La cartouche qui m'a fait entrer dans le jeu, le vrai !
A peine arrivé en 6ème, le pantalon en toile et un début de déprime collégienne dans le privé, nos parents nous offrent, à mon petit frère et à moi : Phantasy Star... Notre Master System avait moins d'un an, et autant vous dire qu'en dehors d'un Wonder Boy, d'un OutRun ou autre plombier moustachu à peine pris en main chez des copains sur une autre bécane, mes connaissances en matière de jeux vidéos étaient alors très limitées...
Mais déjà, intrigué par sa jaquette fantasy carrément épique, je pressentais que quelque chose de spécial se trouvait à l'intérieur de la cartouche noire et rouge qu'elle renfermait... Mais quoi ? Je l'insère. Et là, une jolie musique accompagnant une jeune demoiselle suspendue dans les étoiles, l'épée à la main, m'invite à la suivre... Deux réactions s'entrechoquent : "Wow c'est trop beau !" puis "Je vais pas jouer avec une fille quand même ???" Mais la première impression prendra le pas sur la seconde après la découverte d'une présentation sommaire de l'histoire du jeu, mais graphiquement somptueuse pour l'époque, et avec un thème musical encore plus efficace que le premier...
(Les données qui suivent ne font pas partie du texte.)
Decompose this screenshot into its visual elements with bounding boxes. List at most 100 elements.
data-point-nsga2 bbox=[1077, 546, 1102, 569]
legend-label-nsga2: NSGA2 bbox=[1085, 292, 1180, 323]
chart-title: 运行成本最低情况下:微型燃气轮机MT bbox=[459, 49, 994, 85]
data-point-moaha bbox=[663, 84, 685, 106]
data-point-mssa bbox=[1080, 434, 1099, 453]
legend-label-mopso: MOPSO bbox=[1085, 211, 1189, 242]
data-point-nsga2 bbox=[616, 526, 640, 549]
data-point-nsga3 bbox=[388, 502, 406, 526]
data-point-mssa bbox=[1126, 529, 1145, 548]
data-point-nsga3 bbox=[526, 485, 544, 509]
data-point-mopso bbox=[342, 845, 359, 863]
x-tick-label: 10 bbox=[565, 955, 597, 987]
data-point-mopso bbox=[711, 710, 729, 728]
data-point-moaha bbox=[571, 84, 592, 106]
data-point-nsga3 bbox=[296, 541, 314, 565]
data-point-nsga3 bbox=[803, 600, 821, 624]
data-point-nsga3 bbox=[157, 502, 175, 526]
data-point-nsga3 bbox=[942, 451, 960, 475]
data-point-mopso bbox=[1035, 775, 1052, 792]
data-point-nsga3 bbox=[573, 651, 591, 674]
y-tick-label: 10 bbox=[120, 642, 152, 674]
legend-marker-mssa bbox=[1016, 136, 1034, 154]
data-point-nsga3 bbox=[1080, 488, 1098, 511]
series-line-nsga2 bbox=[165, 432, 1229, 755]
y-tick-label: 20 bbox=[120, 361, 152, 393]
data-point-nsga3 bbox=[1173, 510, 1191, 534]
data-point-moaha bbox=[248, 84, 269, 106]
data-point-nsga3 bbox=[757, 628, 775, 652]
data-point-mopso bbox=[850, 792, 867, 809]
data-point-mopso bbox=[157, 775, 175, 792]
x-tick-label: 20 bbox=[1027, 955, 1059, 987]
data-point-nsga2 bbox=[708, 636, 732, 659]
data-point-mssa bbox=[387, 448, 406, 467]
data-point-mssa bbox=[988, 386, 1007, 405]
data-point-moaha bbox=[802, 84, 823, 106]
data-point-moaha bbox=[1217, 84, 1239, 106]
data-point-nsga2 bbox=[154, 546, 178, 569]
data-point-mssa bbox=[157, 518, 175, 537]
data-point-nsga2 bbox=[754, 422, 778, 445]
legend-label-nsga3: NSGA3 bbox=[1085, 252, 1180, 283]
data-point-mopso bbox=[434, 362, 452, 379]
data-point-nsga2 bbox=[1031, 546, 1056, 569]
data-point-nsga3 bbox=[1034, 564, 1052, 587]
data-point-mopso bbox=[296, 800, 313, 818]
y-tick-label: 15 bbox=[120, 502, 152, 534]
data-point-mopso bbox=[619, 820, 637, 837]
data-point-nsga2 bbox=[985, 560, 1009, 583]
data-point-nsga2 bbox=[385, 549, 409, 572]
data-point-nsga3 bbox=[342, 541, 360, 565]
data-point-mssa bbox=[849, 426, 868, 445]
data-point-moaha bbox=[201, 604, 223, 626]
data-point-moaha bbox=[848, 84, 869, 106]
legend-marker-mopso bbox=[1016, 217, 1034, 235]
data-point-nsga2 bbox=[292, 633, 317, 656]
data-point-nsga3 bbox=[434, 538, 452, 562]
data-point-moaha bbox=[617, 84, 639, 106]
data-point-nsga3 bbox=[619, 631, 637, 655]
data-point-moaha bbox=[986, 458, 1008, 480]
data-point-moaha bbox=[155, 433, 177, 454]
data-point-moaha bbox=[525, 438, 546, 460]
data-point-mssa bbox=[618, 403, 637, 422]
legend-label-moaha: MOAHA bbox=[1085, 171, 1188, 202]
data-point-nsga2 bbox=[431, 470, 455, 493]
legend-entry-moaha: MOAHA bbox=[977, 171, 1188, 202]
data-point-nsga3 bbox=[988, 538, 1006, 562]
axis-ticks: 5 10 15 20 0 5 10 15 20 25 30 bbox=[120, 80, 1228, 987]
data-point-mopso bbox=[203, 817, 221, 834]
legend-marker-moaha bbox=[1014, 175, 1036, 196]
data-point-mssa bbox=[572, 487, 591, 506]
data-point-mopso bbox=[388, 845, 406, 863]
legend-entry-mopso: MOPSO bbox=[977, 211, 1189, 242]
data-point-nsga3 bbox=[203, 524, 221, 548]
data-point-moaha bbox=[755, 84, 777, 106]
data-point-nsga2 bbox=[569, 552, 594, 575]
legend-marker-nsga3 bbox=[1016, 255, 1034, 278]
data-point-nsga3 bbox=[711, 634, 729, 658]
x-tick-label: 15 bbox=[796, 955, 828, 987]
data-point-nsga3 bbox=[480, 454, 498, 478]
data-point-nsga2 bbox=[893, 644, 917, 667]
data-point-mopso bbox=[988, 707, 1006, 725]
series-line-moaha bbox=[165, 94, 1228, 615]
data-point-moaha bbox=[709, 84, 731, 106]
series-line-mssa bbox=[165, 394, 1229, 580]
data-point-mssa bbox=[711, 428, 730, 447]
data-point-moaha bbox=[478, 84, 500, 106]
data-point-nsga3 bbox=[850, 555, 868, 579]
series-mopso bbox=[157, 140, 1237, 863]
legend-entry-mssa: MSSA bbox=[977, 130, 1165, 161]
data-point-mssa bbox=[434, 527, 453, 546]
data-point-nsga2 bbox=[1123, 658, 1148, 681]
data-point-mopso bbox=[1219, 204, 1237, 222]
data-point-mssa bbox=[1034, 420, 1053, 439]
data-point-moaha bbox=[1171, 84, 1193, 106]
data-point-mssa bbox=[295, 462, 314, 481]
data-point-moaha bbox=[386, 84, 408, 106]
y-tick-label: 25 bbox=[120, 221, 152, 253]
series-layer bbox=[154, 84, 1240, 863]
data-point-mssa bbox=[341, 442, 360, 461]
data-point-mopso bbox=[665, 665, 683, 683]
"Papa ! Papa ! Ca veut dire quoi Once upon a time ?" Bah ouais, au 20ème siècle les jeux n'étaient pas encore traduits en français les djeun's... Et franchement, tant mieux, je crois bien que mon niveau d'anglais doit tout ou presque à ces jeux de rôles ou d'aventure devant lesquels je jouerai plus tard le Collins à portée de main. Eh ouais, le jeu et la motivation qui l'accompagne resteront toujours les meilleurs professeurs.
Enfin bref, la partie commence au coeur d'une capitale futuriste, Mota, et là c'est l'incompréhension la plus totale : "Comment qu'on donne des coups d'épée papa ? Ils écrivent quoi dans le manuel ?" - "On ne peut pas." (mon père est du genre laconique - ce qui expliquera en partie son appétence pour ce jeu dont les meilleurs équipements sont de type "laconian"). "Eh mais c'est quoi ce jeu de merde !?!" fut évidemment ma réaction de petit con ignorant...
Mais très vite c'est un nouveau monde vidéo-ludique qui s'offre à moi : chaque habitant doit être interrogé pour obtenir des renseignements, l'exploration des trois planètes du système Algol ne peut se faire sans l'angoisse continuelle de l'ennemi invisible, les combats offrent déjà un aspect stratégique même si limité, les donjons en fausse 3D ingénieuse passionnent, les coffres explosent, le scénario s'avère extrêmement riche et non linéaire, et puis il y a de la mythologie, de la difficulté pour une durée de vie énorme, des plages musicales entêtantes qui trottent encore dans ma mémoire ; une grande aventure quoi ! Surtout que petit à petit je me suis attaché aux différents personnages, et notamment à Alis, l'héroïne du jeu, qui inconsciemment a dû devenir en partie mon idéal féminin. Nausicaä, si tu me lis ! ;)
Et puis bon, ce jeu et ses suites ont en plus créé du lien entre mon père et moi (mon frère n'a pas trop accroché je crois) : nous y jouions tous les deux, lui le soir et moi la journée, et on regardait souvent l'autre jouer. Il m'aidait quand j'étais bloqué, et on discutait du jeu, on était là avec notre petit cahier à faire des croquis de cartes et surtout de donjons ! Epique et mémorable.
Enfin voilà quoi, Phantasy Star c'est de loin le plus gros souvenir de mon enfance en matière de jeux vidéos, une nouvelle vision et une nouvelle passion, plus stratégique et plus patiente, où tout n'était plus une question de répétition de niveaux et de réflexes... Et puis ça devait arranger mon père parce que au moins je ne pétais pas les manettes comme avec le premier Wonderboy ! ^^
Le phénomène s'amplifiera avec Phantasy Star 3 sur Megadrive (j'aurai le 2 plus tard), mais aussi avec d'autres titres Master System assez proches, à savoir le moche mais fabuleusement profond Ultima IV, ou encore l'excellent hybride aventure/action Y's.